Attendu que la saisine de la Cour constitutionnelle par le Président de la République, aux fins de contrôler la conformité de la loi organique modifiant et complétant l’ordonnance n° 21-01 portant loi organique relative au régime électoral, à la Constitution, est intervenue conformément aux dispositions de l’article 190 (alinéa 5)  de la Constitution.

Deuxièmement : Au fond 

  • S’agissant de l’intitulé de la loi organique, objet du contrôle de conformité :

Attendu que la Cour constitutionnelle a relevé que la loi organique objet du contrôle de conformité a été présentée sous l’intitulé : « Loi organique n° … du … correspondant au … modifiant et complétant l’ordonnance n° 21-01 du  26 Rajab 1442 correspondant au 10 mars 2021, modifiée et complétée, portant loi organique relative au régime  électoral » ;

Attendu que l’article 140 (tiret 2) de la Constitution dispose que : « Outre les domaines réservés par la Constitution à la loi organique, relèvent également de la loi organique, les matières suivantes : — (…) ; — le régime électoral… » ;

Attendu que l’article susvisé, a défini de manière claire, exprimant sans équivoque la volonté du constituant, l’intitulé de la loi organique objet de la saisine, ce qui la rend conforme à la Constitution.

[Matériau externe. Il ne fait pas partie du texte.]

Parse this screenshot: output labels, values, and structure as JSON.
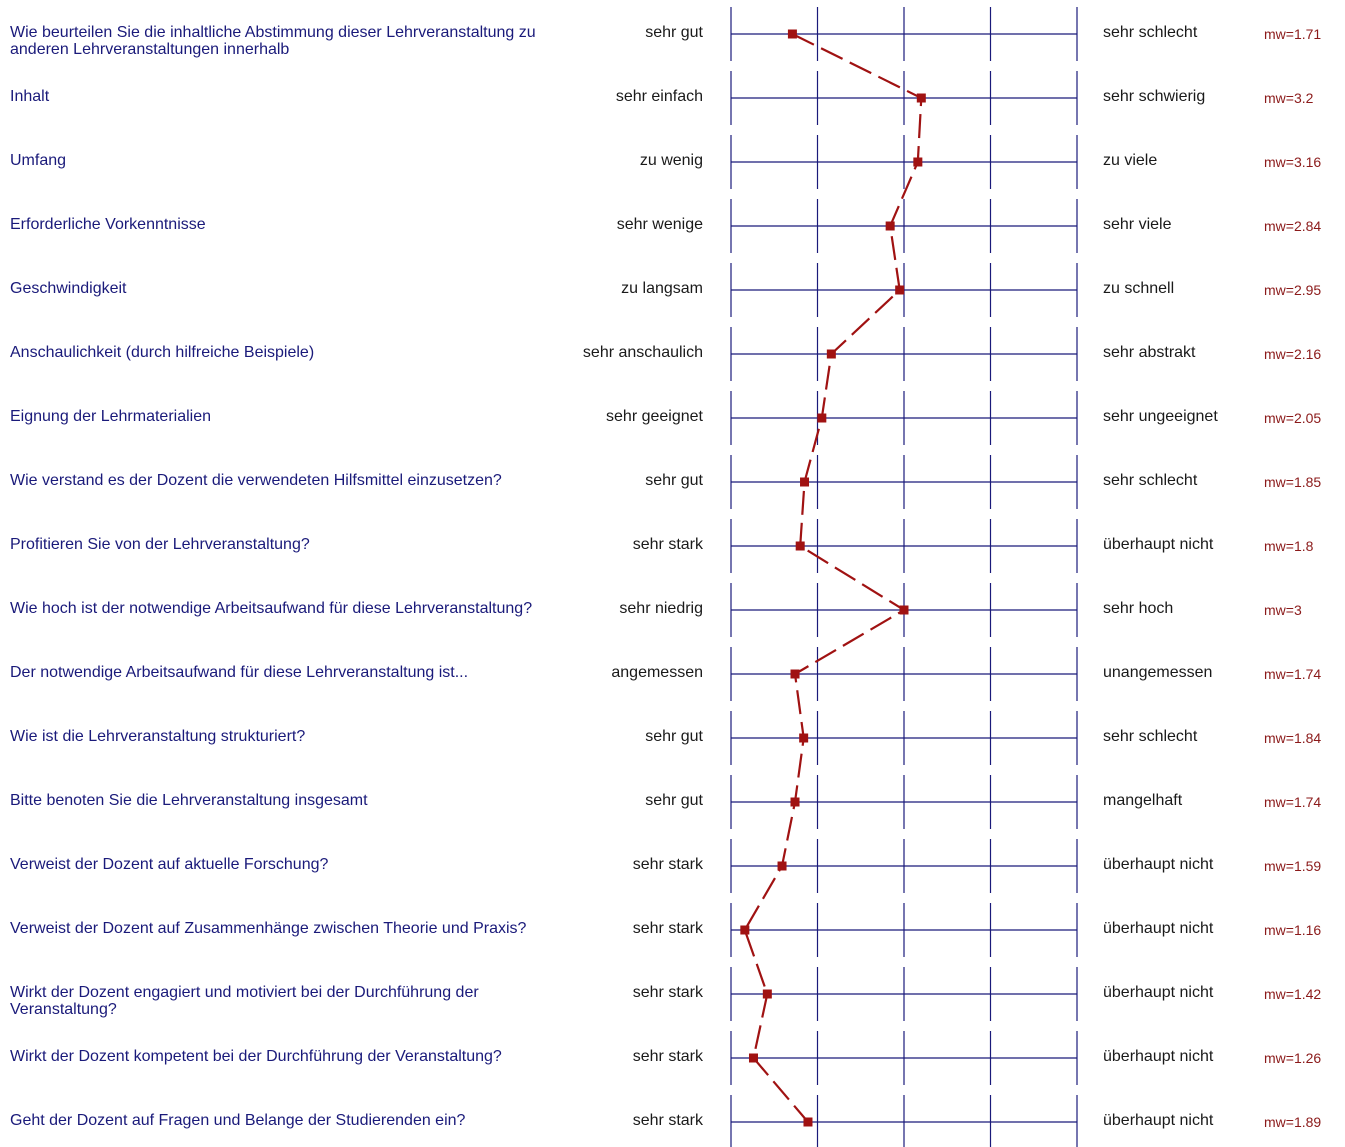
{
  "chart_data": {
    "type": "line",
    "scale": [
      1,
      5
    ],
    "line_color": "#a01212",
    "grid_color": "#1a1a7a",
    "items": [
      {
        "question": "Wie beurteilen Sie die inhaltliche Abstimmung dieser Lehrveranstaltung zu anderen Lehrveranstaltungen innerhalb",
        "left": "sehr gut",
        "right": "sehr schlecht",
        "mean": 1.71,
        "mean_label": "mw=1.71"
      },
      {
        "question": "Inhalt",
        "left": "sehr einfach",
        "right": "sehr schwierig",
        "mean": 3.2,
        "mean_label": "mw=3.2"
      },
      {
        "question": "Umfang",
        "left": "zu wenig",
        "right": "zu viele",
        "mean": 3.16,
        "mean_label": "mw=3.16"
      },
      {
        "question": "Erforderliche Vorkenntnisse",
        "left": "sehr wenige",
        "right": "sehr viele",
        "mean": 2.84,
        "mean_label": "mw=2.84"
      },
      {
        "question": "Geschwindigkeit",
        "left": "zu langsam",
        "right": "zu schnell",
        "mean": 2.95,
        "mean_label": "mw=2.95"
      },
      {
        "question": "Anschaulichkeit (durch hilfreiche Beispiele)",
        "left": "sehr anschaulich",
        "right": "sehr abstrakt",
        "mean": 2.16,
        "mean_label": "mw=2.16"
      },
      {
        "question": "Eignung der Lehrmaterialien",
        "left": "sehr geeignet",
        "right": "sehr ungeeignet",
        "mean": 2.05,
        "mean_label": "mw=2.05"
      },
      {
        "question": "Wie verstand es der Dozent die verwendeten Hilfsmittel einzusetzen?",
        "left": "sehr gut",
        "right": "sehr schlecht",
        "mean": 1.85,
        "mean_label": "mw=1.85"
      },
      {
        "question": "Profitieren Sie von der Lehrveranstaltung?",
        "left": "sehr stark",
        "right": "überhaupt nicht",
        "mean": 1.8,
        "mean_label": "mw=1.8"
      },
      {
        "question": "Wie hoch ist der notwendige Arbeitsaufwand für diese Lehrveranstaltung?",
        "left": "sehr niedrig",
        "right": "sehr hoch",
        "mean": 3,
        "mean_label": "mw=3"
      },
      {
        "question": "Der notwendige Arbeitsaufwand für diese Lehrveranstaltung ist...",
        "left": "angemessen",
        "right": "unangemessen",
        "mean": 1.74,
        "mean_label": "mw=1.74"
      },
      {
        "question": "Wie ist die Lehrveranstaltung strukturiert?",
        "left": "sehr gut",
        "right": "sehr schlecht",
        "mean": 1.84,
        "mean_label": "mw=1.84"
      },
      {
        "question": "Bitte benoten Sie die Lehrveranstaltung insgesamt",
        "left": "sehr gut",
        "right": "mangelhaft",
        "mean": 1.74,
        "mean_label": "mw=1.74"
      },
      {
        "question": "Verweist der Dozent auf aktuelle Forschung?",
        "left": "sehr stark",
        "right": "überhaupt nicht",
        "mean": 1.59,
        "mean_label": "mw=1.59"
      },
      {
        "question": "Verweist der Dozent auf Zusammenhänge zwischen Theorie und Praxis?",
        "left": "sehr stark",
        "right": "überhaupt nicht",
        "mean": 1.16,
        "mean_label": "mw=1.16"
      },
      {
        "question": "Wirkt der Dozent engagiert und motiviert bei der Durchführung der Veranstaltung?",
        "left": "sehr stark",
        "right": "überhaupt nicht",
        "mean": 1.42,
        "mean_label": "mw=1.42"
      },
      {
        "question": "Wirkt der Dozent kompetent bei der Durchführung der Veranstaltung?",
        "left": "sehr stark",
        "right": "überhaupt nicht",
        "mean": 1.26,
        "mean_label": "mw=1.26"
      },
      {
        "question": "Geht der Dozent auf Fragen und Belange der Studierenden ein?",
        "left": "sehr stark",
        "right": "überhaupt nicht",
        "mean": 1.89,
        "mean_label": "mw=1.89"
      }
    ]
  }
}
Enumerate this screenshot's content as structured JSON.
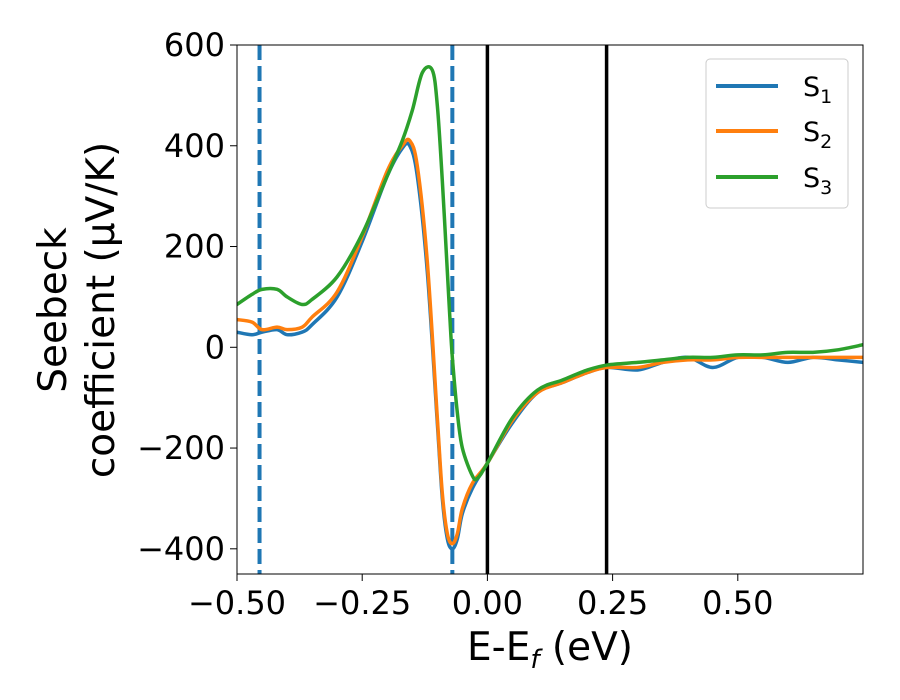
{
  "chart_data": {
    "type": "line",
    "title": "",
    "xlabel": "E-E",
    "xlabel_sub": "f",
    "xlabel_unit": " (eV)",
    "ylabel_line1": "Seebeck",
    "ylabel_line2": "coefficient  (μV/K)",
    "xlim": [
      -0.5,
      0.75
    ],
    "ylim": [
      -450,
      600
    ],
    "xticks": [
      -0.5,
      -0.25,
      0.0,
      0.25,
      0.5
    ],
    "xtick_labels": [
      "−0.50",
      "−0.25",
      "0.00",
      "0.25",
      "0.50"
    ],
    "yticks": [
      -400,
      -200,
      0,
      200,
      400,
      600
    ],
    "ytick_labels": [
      "−400",
      "−200",
      "0",
      "200",
      "400",
      "600"
    ],
    "grid": false,
    "legend_position": "top-right",
    "vlines_dashed": {
      "x": [
        -0.455,
        -0.07
      ],
      "color": "#1f77b4"
    },
    "vlines_solid": {
      "x": [
        0.0,
        0.238
      ],
      "color": "#000000"
    },
    "series": [
      {
        "name": "S",
        "sub": "1",
        "color": "#1f77b4",
        "x": [
          -0.5,
          -0.47,
          -0.45,
          -0.42,
          -0.4,
          -0.37,
          -0.35,
          -0.3,
          -0.25,
          -0.2,
          -0.17,
          -0.155,
          -0.14,
          -0.12,
          -0.1,
          -0.09,
          -0.08,
          -0.07,
          -0.06,
          -0.05,
          -0.03,
          0.0,
          0.05,
          0.1,
          0.15,
          0.2,
          0.24,
          0.3,
          0.35,
          0.4,
          0.45,
          0.5,
          0.55,
          0.6,
          0.65,
          0.7,
          0.75
        ],
        "y": [
          30,
          25,
          30,
          35,
          25,
          30,
          45,
          100,
          210,
          340,
          395,
          400,
          340,
          150,
          -150,
          -300,
          -380,
          -400,
          -380,
          -330,
          -280,
          -230,
          -150,
          -90,
          -70,
          -50,
          -40,
          -45,
          -30,
          -20,
          -40,
          -20,
          -20,
          -30,
          -20,
          -25,
          -30
        ]
      },
      {
        "name": "S",
        "sub": "2",
        "color": "#ff7f0e",
        "x": [
          -0.5,
          -0.47,
          -0.45,
          -0.42,
          -0.4,
          -0.37,
          -0.35,
          -0.3,
          -0.25,
          -0.2,
          -0.17,
          -0.155,
          -0.14,
          -0.12,
          -0.1,
          -0.09,
          -0.08,
          -0.07,
          -0.06,
          -0.05,
          -0.03,
          0.0,
          0.05,
          0.1,
          0.15,
          0.2,
          0.24,
          0.3,
          0.35,
          0.4,
          0.45,
          0.5,
          0.55,
          0.6,
          0.65,
          0.7,
          0.75
        ],
        "y": [
          55,
          50,
          35,
          40,
          35,
          40,
          60,
          110,
          220,
          350,
          400,
          410,
          360,
          170,
          -140,
          -290,
          -370,
          -390,
          -370,
          -320,
          -270,
          -230,
          -145,
          -90,
          -70,
          -50,
          -40,
          -40,
          -30,
          -25,
          -25,
          -20,
          -20,
          -20,
          -20,
          -20,
          -20
        ]
      },
      {
        "name": "S",
        "sub": "3",
        "color": "#2ca02c",
        "x": [
          -0.5,
          -0.47,
          -0.45,
          -0.42,
          -0.4,
          -0.37,
          -0.35,
          -0.3,
          -0.25,
          -0.2,
          -0.17,
          -0.15,
          -0.13,
          -0.11,
          -0.1,
          -0.09,
          -0.08,
          -0.075,
          -0.07,
          -0.06,
          -0.05,
          -0.03,
          -0.02,
          0.0,
          0.05,
          0.1,
          0.15,
          0.2,
          0.24,
          0.3,
          0.35,
          0.4,
          0.45,
          0.5,
          0.55,
          0.6,
          0.65,
          0.7,
          0.75
        ],
        "y": [
          85,
          105,
          115,
          115,
          100,
          85,
          95,
          140,
          225,
          340,
          410,
          470,
          545,
          550,
          480,
          330,
          150,
          60,
          -20,
          -130,
          -200,
          -255,
          -260,
          -230,
          -140,
          -85,
          -65,
          -45,
          -35,
          -30,
          -25,
          -20,
          -20,
          -15,
          -15,
          -10,
          -10,
          -5,
          5
        ]
      }
    ]
  }
}
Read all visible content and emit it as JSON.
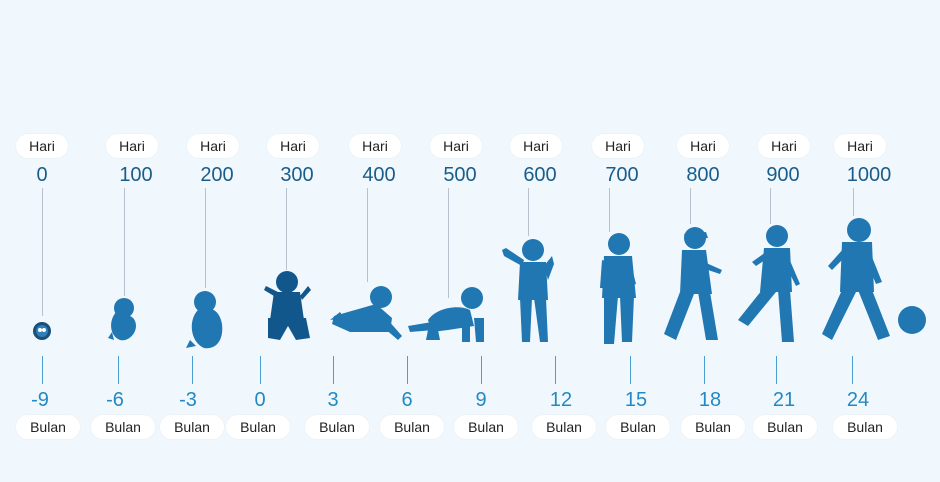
{
  "colors": {
    "background": "#f1f8fd",
    "silhouette": "#2177b2",
    "silhouette_dark": "#12578c",
    "top_number": "#1a5d8a",
    "bottom_number": "#2389c4"
  },
  "top_unit": "Hari",
  "bottom_unit": "Bulan",
  "days": [
    "0",
    "100",
    "200",
    "300",
    "400",
    "500",
    "600",
    "700",
    "800",
    "900",
    "1000"
  ],
  "months": [
    "-9",
    "-6",
    "-3",
    "0",
    "3",
    "6",
    "9",
    "12",
    "15",
    "18",
    "21",
    "24"
  ],
  "stages": [
    "embryo-icon",
    "fetus-small-icon",
    "fetus-large-icon",
    "baby-sitting-icon",
    "baby-lying-icon",
    "baby-crawling-icon",
    "toddler-standing-icon",
    "toddler-standing-2-icon",
    "child-walking-icon",
    "child-walking-2-icon",
    "child-kicking-ball-icon",
    "ball-icon"
  ]
}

2- S’agissant des visas de la loi organique, objet de la saisine : 

  1. Les fondements constitutionnels :

Attendu que le fondement constitutionnel de la loi organique, objet du contrôle de conformité, bien qu’il renvoie à des dispositions d e la Constitution étroitement liées au texte soumis au contrôle et dûment relevées par la Cour constitutionnelle, le législateur a, toutefois, omis de mentionner certains alinéas du préambule de la Constitution, ainsi que certaines de ses dispositions, revêtant une importance particulière et présentant un lien direct avec la loi organique objet de la saisine ; qu’ainsi, il aurait été opportun de s’y référer dans le cadre des visas. Il s’agit de ce qui suit :

En ce qui concerne la non référence à l’alinéa 14 du préambule de la Constitution : 

Attendu que le préambule de la Constitution (alinéa 14) dispose ce qui suit : « La Constitution est au-dessus de tous, elle est la loi fondamentale qui garantit les droits et les libertés individuels et collectifs, protège le principe du libre choix du peuple, confère la légitimité à l’exercice des pouvoirs, et consacre l’alternance démocratique par la voie d’élections périodiques libres et régulières » ;

Attendu que conformément à l’alinéa in fine du préambule de la Constitution, celui-ci fait partie intégrante de celle-ci, il y a lieu, en conséquence, de remédier à cette omission en mentionnant l’alinéa précité dans les visas du texte, objet du présent contrôle, afin de souligner la consécration des principes de la liberté de choix du peuple et de l’alternance démocratique par la voie d’élections périodiques, libres et régulières.

En ce qui concerne la non référence à l’alinéa 16 du préambule de la Constitution : 

Attendu que cet alinéa dispose que : « Le peuple algérien exprime son attachement aux droits de l’Homme tels qu’ils sont définis dans la Déclaration universelle des droits de l’Homme de 1948 et les traités internationaux ratifiés par l’Algérie » ;

Attendu que l’alinéa ci-dessus, accorde une importance particulière aux instruments internationaux et témoigne, de manière explicite et claire, l’attachement du peuple algérien à la Déclaration universelle des droits de l’Homme de 1948, ainsi qu’aux conventions internationales ratifiées par l’Algérie ;

Attendu  qu’étant donné que le préambule fait partie intégrante de la Constitution, il convient de faire référence à l’alinéa ci-dessus dans le cadre du fondement constitutionnel du texte objet de la saisine.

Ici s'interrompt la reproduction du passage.